Swing band jazz promises cool. But The Chocolate Jazz Band knows too few licks and gets stuck in a rut of tempo through “You Tell Me Why I Wait for Christmas.”

Another who means well is Lambert Wilson. His electric piano rhythms, his thick accent, his monotone–they all make “I Can’t Wait for Christmas” fun for his immediate family only. This calypso easy listening polka mashup is the casserole left in the corner of the buffet.

A Near Thing -12

Some pop music seems so manufactured it’s as if a corporation strung cliches Mad Libs style over a tuneless beat. Easy listening. Middle of the road. Flavorless, but for some attempting.

David Meece is slinging the sounds of “Almost Christmas Time” as loudly as his vocal coach will let him. My ears are empty, though, and ringing.

Kidsong tends to pander in such an unwholesome way i believe only real squares can dig it. “I’m Almost Ready for Christmas” from Kidzone has such apple-cheeked gusto i’m tempted to adore it ironically. But, no.

Rob Hegel and Nataly Lola put the Bacharach in country music (not a good smashup) with “It’s Almost Christmas.” Is this about anything but mood?

Well, we need something good, so let’s put on some comedy.
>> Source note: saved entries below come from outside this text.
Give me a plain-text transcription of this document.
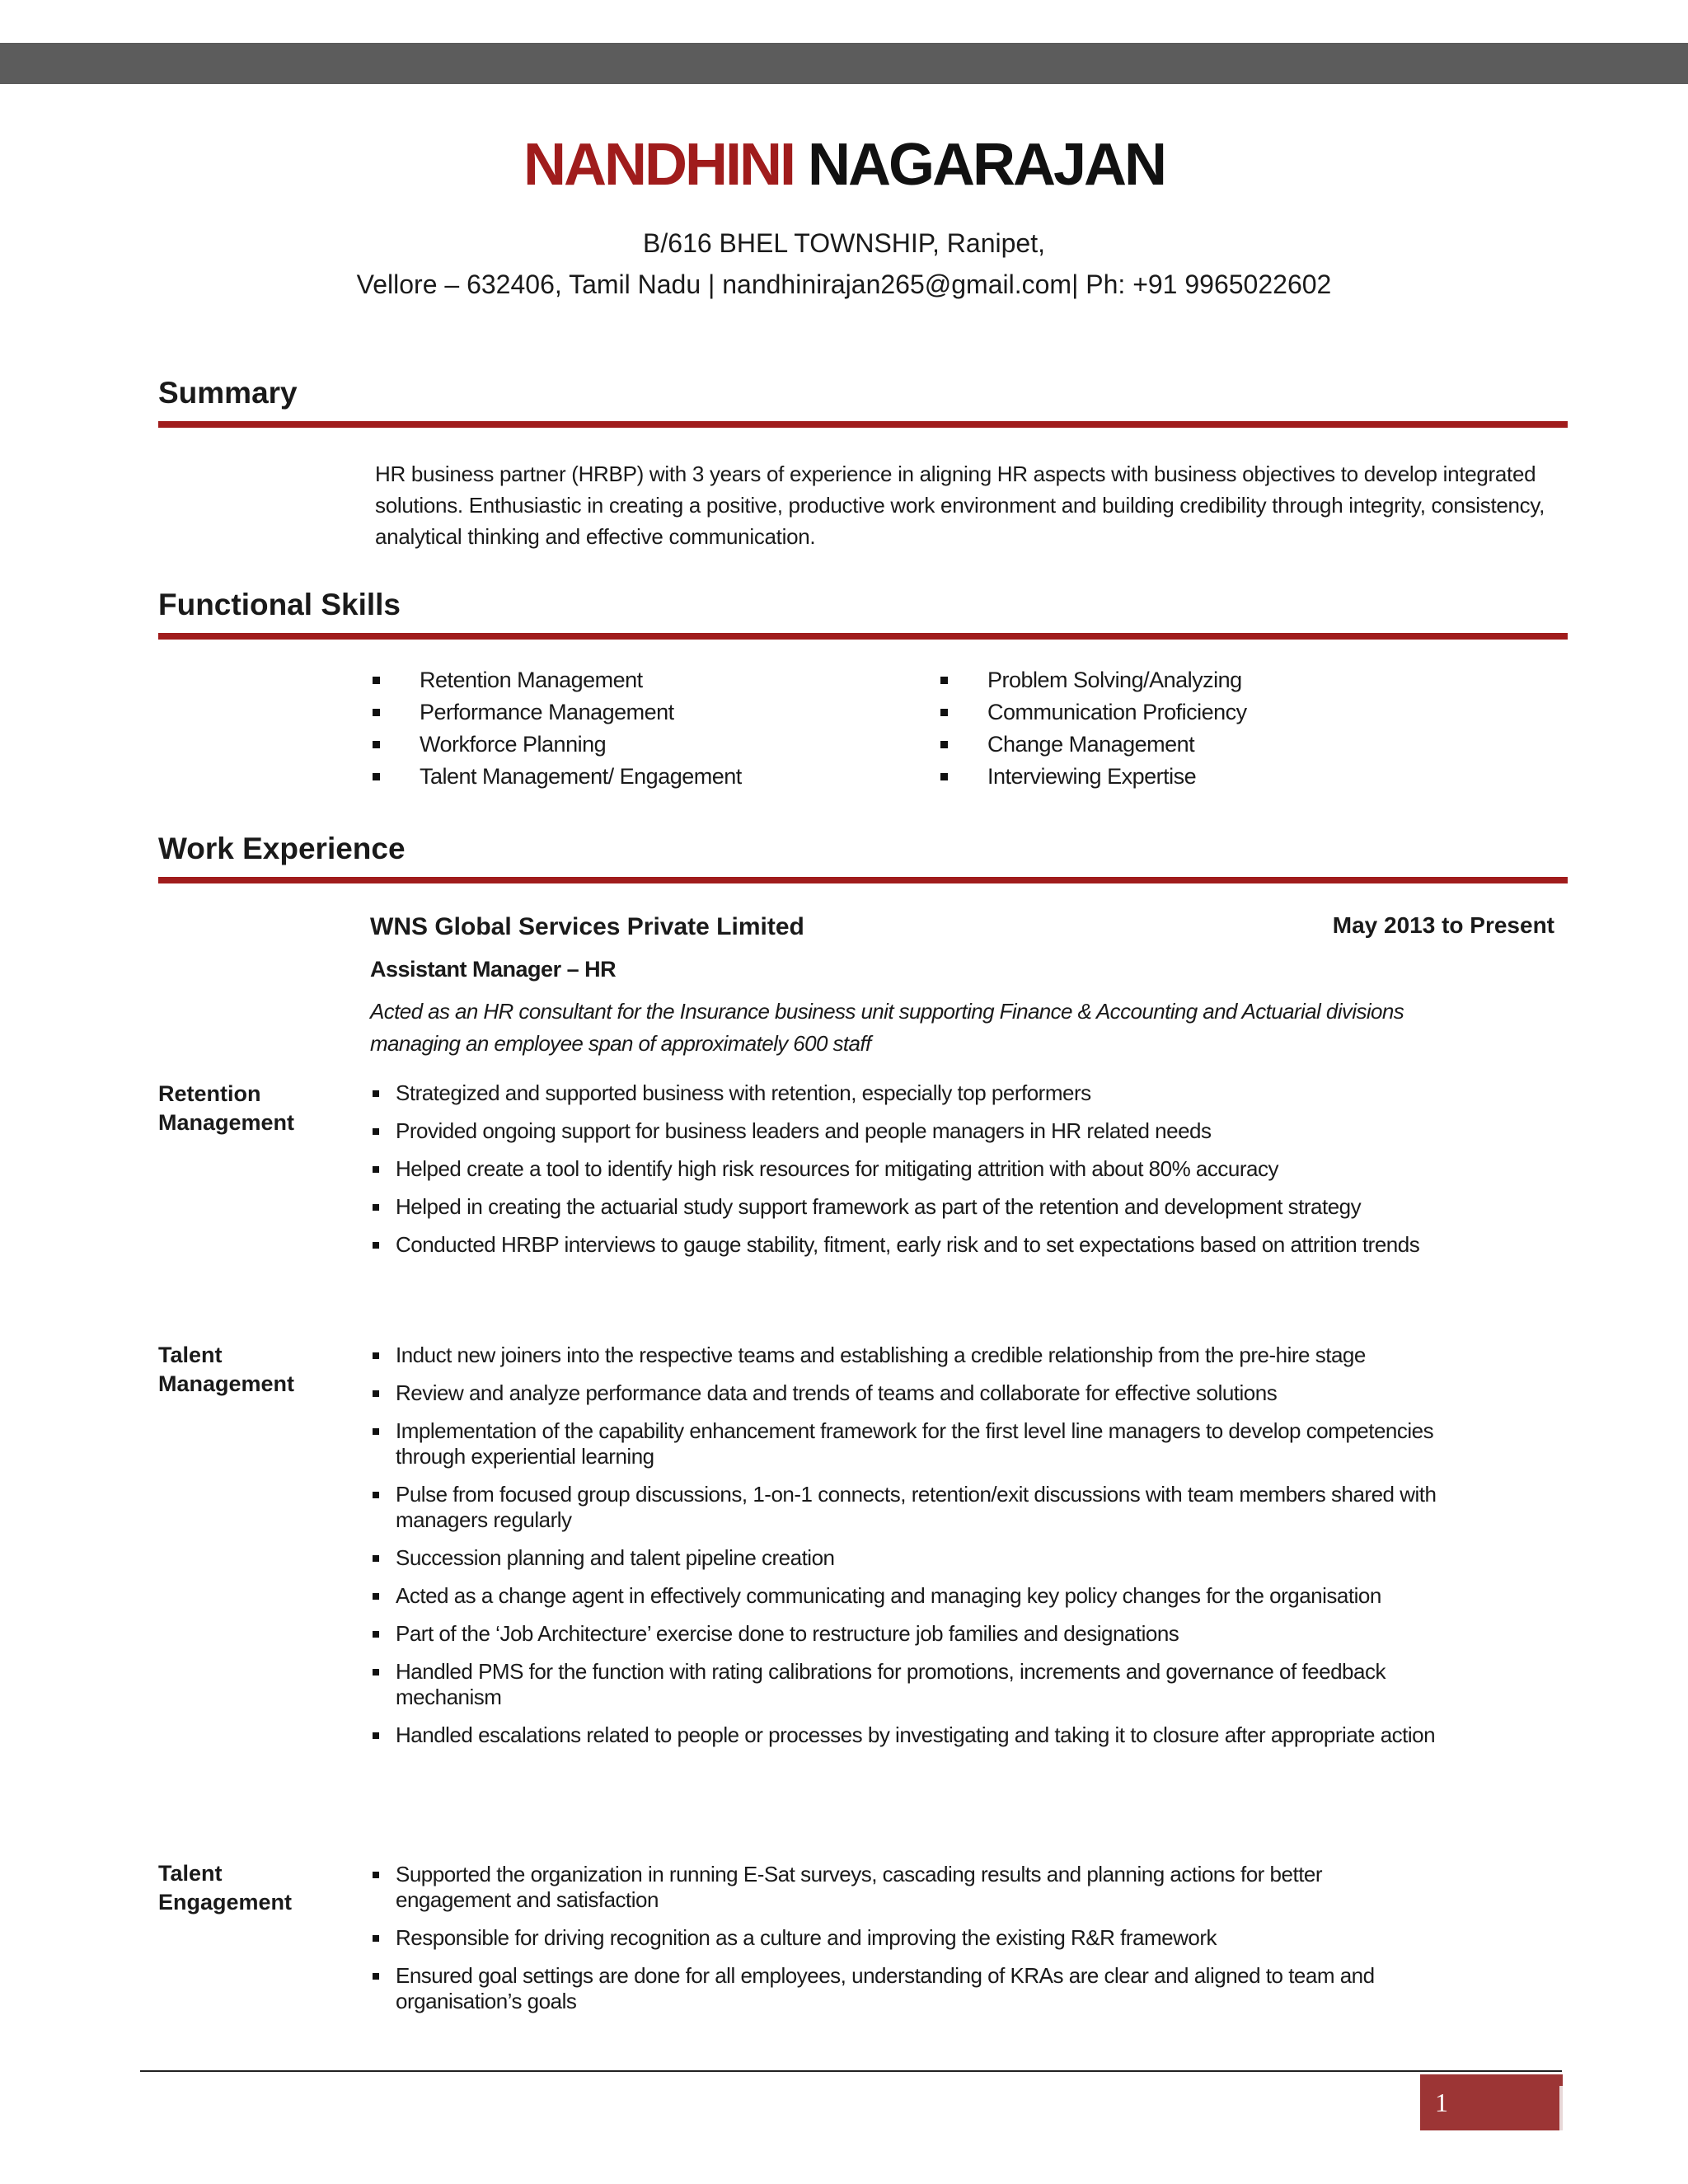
NANDHINI NAGARAJAN
B/616 BHEL TOWNSHIP, Ranipet,
Vellore – 632406, Tamil Nadu | nandhinirajan265@gmail.com| Ph: +91 9965022602
Summary
HR business partner (HRBP) with 3 years of experience in aligning HR aspects with business objectives to develop integrated solutions. Enthusiastic in creating a positive, productive work environment and building credibility through integrity, consistency, analytical thinking and effective communication.
Functional Skills
Retention Management
Performance Management
Workforce Planning
Talent Management/ Engagement
Problem Solving/Analyzing
Communication Proficiency
Change Management
Interviewing Expertise
Work Experience
WNS Global Services Private Limited	May 2013 to Present
Assistant Manager – HR
Acted as an HR consultant for the Insurance business unit supporting Finance & Accounting and Actuarial divisions managing an employee span of approximately 600 staff
Retention
Management
Strategized and supported business with retention, especially top performers
Provided ongoing support for business leaders and people managers in HR related needs
Helped create a tool to identify high risk resources for mitigating attrition with about 80% accuracy
Helped in creating the actuarial study support framework as part of the retention and development strategy
Conducted HRBP interviews to gauge stability, fitment, early risk and to set expectations based on attrition trends
Talent
Management
Induct new joiners into the respective teams and establishing a credible relationship from the pre-hire stage
Review and analyze performance data and trends of teams and collaborate for effective solutions
Implementation of the capability enhancement framework for the first level line managers to develop competencies through experiential learning
Pulse from focused group discussions, 1-on-1 connects, retention/exit discussions with team members shared with managers regularly
Succession planning and talent pipeline creation
Acted as a change agent in effectively communicating and managing key policy changes for the organisation
Part of the ‘Job Architecture’ exercise done to restructure job families and designations
Handled PMS for the function with rating calibrations for promotions, increments and governance of feedback mechanism
Handled escalations related to people or processes by investigating and taking it to closure after appropriate action
Talent
Engagement
Supported the organization in running E-Sat surveys, cascading results and planning actions for better engagement and satisfaction
Responsible for driving recognition as a culture and improving the existing R&R framework
Ensured goal settings are done for all employees, understanding of KRAs are clear and aligned to team and organisation’s goals
1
Sunfacer Productions fools around but gets to a folky rock over synthesized laffer “It’ll be Christmas Soon.” That’s how you sell mediocrity! (With an angry message sugar-coated with wispy woo-oohs.) Yea.

Mall World: wild for it

How crazy do you have to be to be a mall Santa?

The Gebharts aren’t crazy about their “Shopping Mall Santa,” but their dry as a hangover garage-quiet-rock makes their protagonist gonzo as blueberry Wheaties.

Murder the Mood metalicize “Mall Santa” to transform into stand-in Big Red. It’s like a secret identity, but head-bangin’ is the power.

Welcome back, Red State Update! “Sit on Santa’s Lap” is a chimey white easy-listening rap that threatens and invites in varying amounts. It’s off the Rails Steak House!